The "impliedly authorized" exception has limits. Rule 1.6 permits disclosure of client information that is "impliedly authorized" to carry out the representation. Using a confidential cloud document storage service to store client files is likely impliedly authorized as a normal incident of modern legal practice. Using a novel AI tool with unclear data handling practices may not be impliedly authorized — it may require explicit client consent. The boundary between impliedly authorized AI use and AI use requiring explicit consent is an area of ongoing bar opinion development.

Educate all attorneys, not just partners. Confidentiality obligations apply to every attorney who handles client data. Junior associates, who may be most likely to use AI tools for research and drafting, need specific training on the confidentiality implications of AI tool use. The firm's AI governance training should include clear guidance on which tools are approved for which data types, and what to do when uncertain.
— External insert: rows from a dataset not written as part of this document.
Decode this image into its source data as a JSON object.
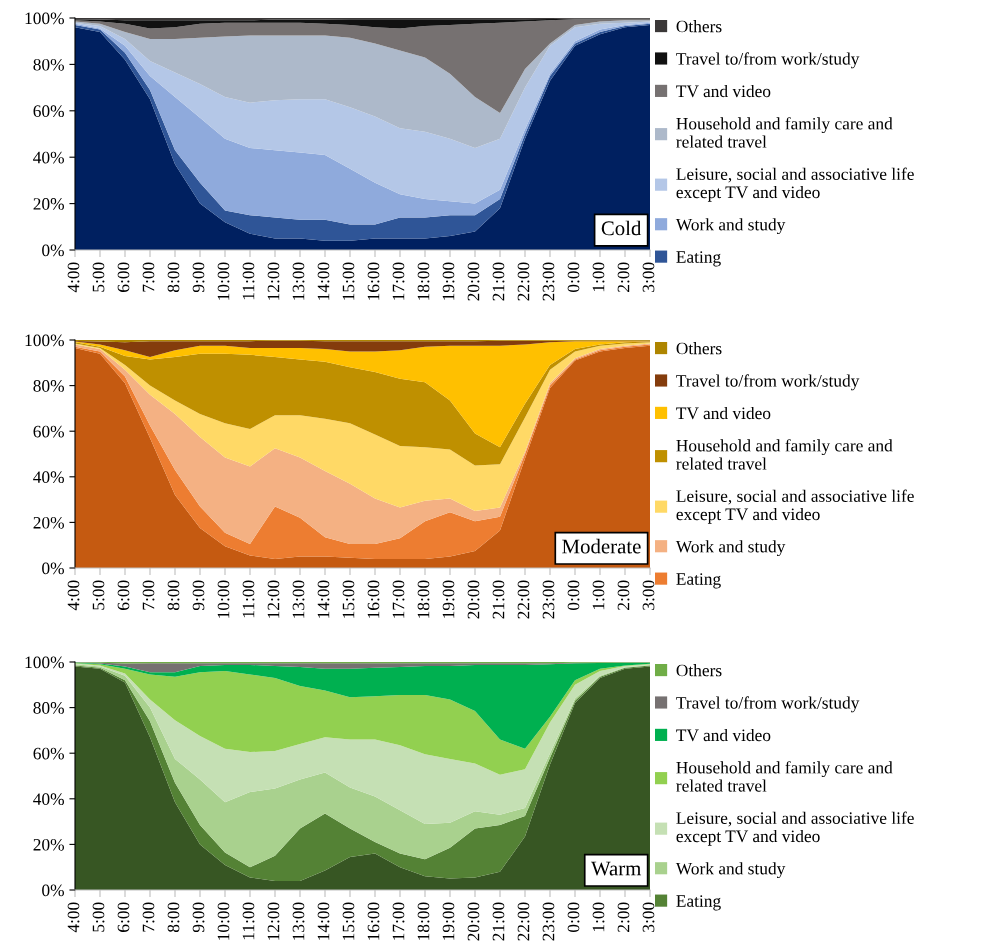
{
  "chart_data": [
    {
      "type": "area",
      "stacked": true,
      "title": "Cold",
      "legend": "right",
      "categories": [
        "4:00",
        "5:00",
        "6:00",
        "7:00",
        "8:00",
        "9:00",
        "10:00",
        "11:00",
        "12:00",
        "13:00",
        "14:00",
        "15:00",
        "16:00",
        "17:00",
        "18:00",
        "19:00",
        "20:00",
        "21:00",
        "22:00",
        "23:00",
        "0:00",
        "1:00",
        "2:00",
        "3:00"
      ],
      "ylim": [
        0,
        100
      ],
      "yticks": [
        {
          "value": 0,
          "label": "0%"
        },
        {
          "value": 20,
          "label": "20%"
        },
        {
          "value": 40,
          "label": "40%"
        },
        {
          "value": 60,
          "label": "60%"
        },
        {
          "value": 80,
          "label": "80%"
        },
        {
          "value": 100,
          "label": "100%"
        }
      ],
      "series": [
        {
          "color": "#002060",
          "values": [
            96,
            94,
            82,
            65,
            37,
            20,
            12,
            7,
            5,
            5,
            4,
            4,
            5,
            5,
            5,
            6,
            8,
            18,
            48,
            73,
            88,
            93,
            96,
            97
          ]
        },
        {
          "name": "Eating",
          "color": "#2f5597",
          "values": [
            1,
            1,
            3,
            4,
            6,
            9,
            5,
            8,
            9,
            8,
            9,
            7,
            6,
            9,
            9,
            9,
            7,
            4,
            2,
            2,
            1,
            1,
            0.5,
            0.5
          ]
        },
        {
          "name": "Work and study",
          "color": "#8faadc",
          "values": [
            0.5,
            0.5,
            3,
            6,
            23,
            28,
            31,
            29,
            29,
            29,
            28,
            24,
            18,
            10,
            8,
            6,
            5,
            4,
            2,
            1,
            1,
            1,
            0.5,
            0.5
          ]
        },
        {
          "name": "Leisure, social and associative life\nexcept TV and video",
          "color": "#b4c7e7",
          "values": [
            0.5,
            1,
            3,
            6.5,
            10.5,
            14.5,
            18,
            19.5,
            21.5,
            23,
            24,
            26.5,
            28.5,
            28.5,
            29,
            27,
            24,
            22,
            18,
            12,
            6,
            2.5,
            1,
            0.5
          ]
        },
        {
          "name": "Household and family care and\nrelated travel",
          "color": "#adb9ca",
          "values": [
            0.5,
            1,
            3,
            9.5,
            14.5,
            20,
            26,
            29,
            28,
            27.5,
            27.5,
            30,
            31.5,
            33.5,
            32,
            28,
            22,
            11,
            8,
            1,
            1,
            1,
            1,
            0.5
          ]
        },
        {
          "name": "TV and video",
          "color": "#767171",
          "values": [
            0.5,
            1,
            3.5,
            4.5,
            5,
            6,
            6,
            5.5,
            5.5,
            5.5,
            5,
            5.5,
            7,
            9.5,
            13.5,
            21,
            31.5,
            39,
            20.5,
            10,
            2.5,
            1,
            0.5,
            0.5
          ]
        },
        {
          "name": "Travel to/from work/study",
          "color": "#111111",
          "values": [
            0.5,
            0.8,
            1.5,
            3.5,
            3,
            1.5,
            1,
            1,
            1.3,
            1.3,
            1.8,
            2.5,
            3.5,
            4,
            3,
            2.5,
            2,
            1.5,
            1,
            0.6,
            0.2,
            0.2,
            0.2,
            0.2
          ]
        },
        {
          "name": "Others",
          "color": "#3b3838",
          "values": [
            0.5,
            0.7,
            1,
            1,
            1,
            1,
            1,
            1,
            0.7,
            0.7,
            0.7,
            0.5,
            0.5,
            0.5,
            0.5,
            0.5,
            0.5,
            0.5,
            0.5,
            0.4,
            0.3,
            0.3,
            0.3,
            0.3
          ]
        }
      ]
    },
    {
      "type": "area",
      "stacked": true,
      "title": "Moderate",
      "legend": "right",
      "categories": [
        "4:00",
        "5:00",
        "6:00",
        "7:00",
        "8:00",
        "9:00",
        "10:00",
        "11:00",
        "12:00",
        "13:00",
        "14:00",
        "15:00",
        "16:00",
        "17:00",
        "18:00",
        "19:00",
        "20:00",
        "21:00",
        "22:00",
        "23:00",
        "0:00",
        "1:00",
        "2:00",
        "3:00"
      ],
      "ylim": [
        0,
        100
      ],
      "yticks": [
        {
          "value": 0,
          "label": "0%"
        },
        {
          "value": 20,
          "label": "20%"
        },
        {
          "value": 40,
          "label": "40%"
        },
        {
          "value": 60,
          "label": "60%"
        },
        {
          "value": 80,
          "label": "80%"
        },
        {
          "value": 100,
          "label": "100%"
        }
      ],
      "series": [
        {
          "color": "#c55a11",
          "values": [
            96.5,
            94,
            81,
            57,
            32,
            17.5,
            9.5,
            5.5,
            4,
            5,
            5,
            4.5,
            4,
            4,
            4,
            5,
            7.5,
            16.5,
            48,
            79,
            91,
            95,
            96.5,
            97.5
          ]
        },
        {
          "name": "Eating",
          "color": "#ed7d31",
          "values": [
            0.5,
            1,
            3,
            5.5,
            11,
            9.5,
            6,
            5,
            23,
            17,
            8.5,
            6,
            6.5,
            9,
            16.5,
            19.5,
            13,
            6,
            2,
            1,
            0.5,
            0.5,
            0.5,
            0.5
          ]
        },
        {
          "name": "Work and study",
          "color": "#f4b183",
          "values": [
            1,
            1,
            3,
            13.5,
            24.5,
            30.5,
            33,
            34,
            25.5,
            26.5,
            29,
            26.5,
            20,
            13.5,
            9,
            6,
            4.5,
            4,
            1,
            1,
            0.5,
            0.5,
            0.5,
            0.5
          ]
        },
        {
          "name": "Leisure, social and associative life\nexcept TV and video",
          "color": "#ffd966",
          "values": [
            0.5,
            0.5,
            2,
            4,
            6,
            10,
            15,
            16.5,
            14.5,
            18.5,
            23,
            26.5,
            28,
            27,
            23.5,
            21.5,
            20,
            19,
            15,
            6,
            3,
            1.5,
            1,
            0.5
          ]
        },
        {
          "name": "Household and family care and\nrelated travel",
          "color": "#bf9000",
          "values": [
            0.5,
            0.5,
            4,
            11.5,
            19,
            26.5,
            30.5,
            32.5,
            25.5,
            24.5,
            25,
            24.5,
            27.5,
            29.5,
            28.5,
            21.5,
            14,
            7.5,
            6,
            2,
            1,
            0.5,
            0.5,
            0.3
          ]
        },
        {
          "name": "TV and video",
          "color": "#ffc000",
          "values": [
            0.3,
            1,
            2.5,
            1,
            3,
            3.5,
            3.5,
            3,
            4,
            5,
            5.5,
            7,
            9,
            12.5,
            15.5,
            24,
            38.5,
            44.5,
            26,
            10,
            3.5,
            1.5,
            0.5,
            0.2
          ]
        },
        {
          "name": "Travel to/from work/study",
          "color": "#843c0c",
          "values": [
            0.3,
            1.3,
            3.5,
            7,
            4,
            2,
            2,
            3,
            3.2,
            3.2,
            3.5,
            4.5,
            4.5,
            4,
            2.5,
            2,
            2,
            2.2,
            1.7,
            0.7,
            0.2,
            0.2,
            0.2,
            0.2
          ]
        },
        {
          "name": "Others",
          "color": "#ae8500",
          "values": [
            0.4,
            0.7,
            1,
            0.5,
            0.5,
            0.5,
            0.5,
            0.5,
            0.3,
            0.3,
            0.5,
            0.5,
            0.5,
            0.5,
            0.5,
            0.5,
            0.5,
            0.3,
            0.3,
            0.3,
            0.3,
            0.3,
            0.3,
            0.3
          ]
        }
      ]
    },
    {
      "type": "area",
      "stacked": true,
      "title": "Warm",
      "legend": "right",
      "categories": [
        "4:00",
        "5:00",
        "6:00",
        "7:00",
        "8:00",
        "9:00",
        "10:00",
        "11:00",
        "12:00",
        "13:00",
        "14:00",
        "15:00",
        "16:00",
        "17:00",
        "18:00",
        "19:00",
        "20:00",
        "21:00",
        "22:00",
        "23:00",
        "0:00",
        "1:00",
        "2:00",
        "3:00"
      ],
      "ylim": [
        0,
        100
      ],
      "yticks": [
        {
          "value": 0,
          "label": "0%"
        },
        {
          "value": 20,
          "label": "20%"
        },
        {
          "value": 40,
          "label": "40%"
        },
        {
          "value": 60,
          "label": "60%"
        },
        {
          "value": 80,
          "label": "80%"
        },
        {
          "value": 100,
          "label": "100%"
        }
      ],
      "series": [
        {
          "color": "#375623",
          "values": [
            98,
            97,
            91,
            67,
            38.5,
            20,
            11,
            5.5,
            4,
            4,
            8.5,
            14.5,
            16,
            10,
            6,
            5,
            5.5,
            8,
            23.5,
            55,
            82,
            93,
            97,
            98
          ]
        },
        {
          "name": "Eating",
          "color": "#548235",
          "values": [
            0.5,
            0.5,
            1,
            7,
            8.5,
            8.5,
            5.5,
            4.5,
            11,
            23,
            25,
            12.5,
            5,
            6,
            7.5,
            13.5,
            21.5,
            20.5,
            9,
            3,
            1,
            0.5,
            0.5,
            0.5
          ]
        },
        {
          "name": "Work and study",
          "color": "#a9d18e",
          "values": [
            0.5,
            0.5,
            2,
            6,
            10.5,
            20,
            22,
            33,
            29.5,
            21.5,
            18,
            18,
            20,
            19,
            15.5,
            11,
            7.5,
            4.5,
            3.5,
            2,
            1,
            0.5,
            0.2,
            0.2
          ]
        },
        {
          "name": "Leisure, social and associative life\nexcept TV and video",
          "color": "#c5e0b4",
          "values": [
            0.3,
            0.5,
            1,
            3.5,
            17,
            19,
            23.5,
            17.5,
            16.5,
            15.5,
            15.5,
            21,
            25,
            28.5,
            30.5,
            28,
            21,
            17.5,
            17,
            13.5,
            6,
            2,
            0.5,
            0.3
          ]
        },
        {
          "name": "Household and family care and\nrelated travel",
          "color": "#92d050",
          "values": [
            0.3,
            0.5,
            2,
            11,
            19,
            28,
            34,
            34,
            32,
            25.5,
            20.5,
            18.5,
            19,
            22,
            26,
            26,
            23,
            15.5,
            9,
            2.5,
            2,
            1,
            0.3,
            0.2
          ]
        },
        {
          "name": "TV and video",
          "color": "#00b050",
          "values": [
            0.2,
            0.3,
            1,
            1,
            2,
            2.8,
            2.7,
            4.2,
            5.3,
            8.3,
            9.5,
            12.5,
            12.5,
            12.3,
            12.7,
            14.8,
            20.2,
            32.7,
            36.7,
            23,
            7.5,
            2.6,
            1.2,
            0.5
          ]
        },
        {
          "name": "Travel to/from work/study",
          "color": "#767171",
          "values": [
            0.1,
            0.4,
            1.3,
            4,
            4,
            1.2,
            0.8,
            0.8,
            1.2,
            1.7,
            2.5,
            2.5,
            2,
            1.7,
            1.3,
            1.2,
            0.8,
            0.8,
            0.8,
            0.5,
            0.2,
            0.1,
            0.1,
            0.1
          ]
        },
        {
          "name": "Others",
          "color": "#70ad47",
          "values": [
            0.1,
            0.3,
            0.7,
            0.5,
            0.5,
            0.5,
            0.5,
            0.5,
            0.5,
            0.5,
            0.5,
            0.5,
            0.5,
            0.5,
            0.5,
            0.5,
            0.5,
            0.5,
            0.5,
            0.5,
            0.3,
            0.3,
            0.2,
            0.2
          ]
        }
      ]
    }
  ]
}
Monitor the vendor's inference API provider. If the AI tool uses a third-party inference API provider (e.g., the AI platform sends your documents to GPT-4 via OpenAI's API), the inference provider's data retention practices are part of the firm's confidentiality risk profile. Most major inference API providers offer zero-retention API modes for enterprise customers — the AI vendor should be using these modes for customer data. Confirm this in the DPA or vendor technical documentation.

Limitations and Risks

Training data cannot be deleted from deployed models. If client data has been used in model training, the resulting model contains patterns derived from that data that cannot be deleted without retraining the model. Discovering that a vendor has trained on client data after the fact may provide grounds for contract termination and legal claims against the vendor, but it does not reverse the training. Pre-use investigation and contractual prohibition of training are therefore preventive controls, not remedial ones.

Technical verification of no-training claims is difficult. An attorney cannot independently verify that a vendor is not training on their data — they depend on the vendor's representation and the SOC 2 audit. This is an inherent limitation of the third-party service relationship. Contractual representations create legal accountability but do not provide technical certainty.

State bar requirements vary. The specific requirements for AI tool use consistent with confidentiality obligations vary by jurisdiction. California's practical guidance and New York's recommendations are more specific than some other states' guidance. Attorneys practicing in multiple jurisdictions must satisfy the requirements of each.